Я требую вызвать на открытое заседание и этого свидетеля, как и двух
следующих: Раслина из Киева и Игольникова из Минска. В показаниях
осведомителей КГБ, разоблаченных отказниками, нет ничего, заслуживающего
внимания, они, по замыслу органов, должны были лишь составить фон для более
серьезных обвинений.
"Рыцарь кагебешной метлы" Захаров -- невысокий, худой, совершенно
бесцветный тип, мелкий хищник, хладнокровием своим в сочетании с
самоуверенностью напоминающий мне моих "хвостов". Вот кто совершенно
спокоен! Не торопясь излагает он, как нашел у мусорного ящика черновики
Тота, как понял по содержанию, что речь в них идет о шпионах, упомянутых
незадолго до того в "Известиях", и как сдал бумаги в приемную КГБ.
Вступать с ним в разговор вроде бы бессмысленно: ведь не он же
интерпретировал эти документы в угодном КГБ смысле. И все же соблазн
поговорить о грубых методах работы охранки очень велик.
Я спрашиваю:
-- Какого числа вы сдали документы в приемную?
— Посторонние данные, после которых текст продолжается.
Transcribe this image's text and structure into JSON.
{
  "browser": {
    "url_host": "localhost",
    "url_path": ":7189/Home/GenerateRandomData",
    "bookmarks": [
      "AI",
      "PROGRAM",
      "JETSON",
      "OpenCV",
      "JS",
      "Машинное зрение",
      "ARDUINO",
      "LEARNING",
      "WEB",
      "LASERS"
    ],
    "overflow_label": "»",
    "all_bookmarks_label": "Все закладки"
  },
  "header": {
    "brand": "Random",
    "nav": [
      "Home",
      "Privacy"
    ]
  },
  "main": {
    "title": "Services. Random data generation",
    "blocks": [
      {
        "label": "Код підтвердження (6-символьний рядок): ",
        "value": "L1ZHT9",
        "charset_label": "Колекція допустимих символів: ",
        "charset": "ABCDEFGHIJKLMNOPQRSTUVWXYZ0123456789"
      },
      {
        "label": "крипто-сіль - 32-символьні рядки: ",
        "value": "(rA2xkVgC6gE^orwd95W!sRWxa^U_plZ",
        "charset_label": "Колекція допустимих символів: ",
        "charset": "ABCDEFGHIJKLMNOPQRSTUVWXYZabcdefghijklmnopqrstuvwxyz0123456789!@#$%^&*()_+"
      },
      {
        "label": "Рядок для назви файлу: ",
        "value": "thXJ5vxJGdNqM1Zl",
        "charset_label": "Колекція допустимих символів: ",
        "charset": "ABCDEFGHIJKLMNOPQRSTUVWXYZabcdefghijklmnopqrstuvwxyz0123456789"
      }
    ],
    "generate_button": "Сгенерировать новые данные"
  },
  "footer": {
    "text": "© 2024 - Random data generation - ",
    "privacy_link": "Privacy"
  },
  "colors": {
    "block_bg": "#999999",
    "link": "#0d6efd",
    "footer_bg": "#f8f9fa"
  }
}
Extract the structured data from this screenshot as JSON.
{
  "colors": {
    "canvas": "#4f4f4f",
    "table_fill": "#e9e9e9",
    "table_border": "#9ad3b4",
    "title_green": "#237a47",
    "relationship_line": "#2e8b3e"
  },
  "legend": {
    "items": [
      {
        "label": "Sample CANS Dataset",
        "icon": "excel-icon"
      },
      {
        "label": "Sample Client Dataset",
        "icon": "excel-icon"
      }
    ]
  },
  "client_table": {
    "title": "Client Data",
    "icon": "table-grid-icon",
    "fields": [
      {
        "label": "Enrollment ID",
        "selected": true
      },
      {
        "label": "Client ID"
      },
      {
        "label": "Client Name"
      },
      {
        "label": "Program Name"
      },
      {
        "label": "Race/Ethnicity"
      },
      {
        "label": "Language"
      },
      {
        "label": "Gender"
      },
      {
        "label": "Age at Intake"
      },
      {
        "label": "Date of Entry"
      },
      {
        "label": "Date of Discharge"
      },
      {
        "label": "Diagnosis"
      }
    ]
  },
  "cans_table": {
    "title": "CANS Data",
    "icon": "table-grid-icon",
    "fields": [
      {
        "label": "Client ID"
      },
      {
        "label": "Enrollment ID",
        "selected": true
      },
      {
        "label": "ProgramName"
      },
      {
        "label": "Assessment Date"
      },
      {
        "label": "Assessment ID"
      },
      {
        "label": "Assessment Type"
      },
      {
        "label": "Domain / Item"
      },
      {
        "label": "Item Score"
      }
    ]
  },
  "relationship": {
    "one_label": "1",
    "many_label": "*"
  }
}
-- Нашел четырнадцатого, сдал пятнадцатого апреля, -- отвечает он и
насмешливо улыбается: к этому вопросу его подготовили.
-- А почему на всех документах дата -- пятнадцатое марта? -- продолжаю
я уже по инерции.
-- Это их дело, -- говорит он равнодушно. -- Я на дату не смотрел.
-- Здесь же есть разъяснение, -- вмешивается судья. -- Это ошибка
секретарши. У вас есть еще вопросы?
-- Да. Вы сказали, что, увидев статью Тота, сообразили, что в ней речь
идет о тех же людях, о которых говорилось и в статье Липавского,
опубликованной -- если вы действительно нашли документы четырнадцатого
апреля -- за сорок дней до этого. Я прошу суд предложить сейчас свидетелю
текст статьи Тота -- пусть он прочтет ее вслух и переведет с английского те
места, которые вызвали его подозрения.
В том, что агенты уровня Захарова не знают иностранных языков, я был
уверен. "Дворник" спокойно перевел взгляд на судью, и тот немедленно
отреагировал:
-- Я снимаю ваш вопрос! Вы, Щаранский, подсудимый, а не эксперт, чтобы
устраивать тут проверки. Товарищ Захаров, вы свободны.
Свидетель Рухадзе. Этот -- совсем из другой оперы: он корреспондент
АПН, пишет статьи о национальном вопросе в Советском Союзе, автор брошюры
"Евреи в СССР", которую собирается выпустить агентство, где он работает.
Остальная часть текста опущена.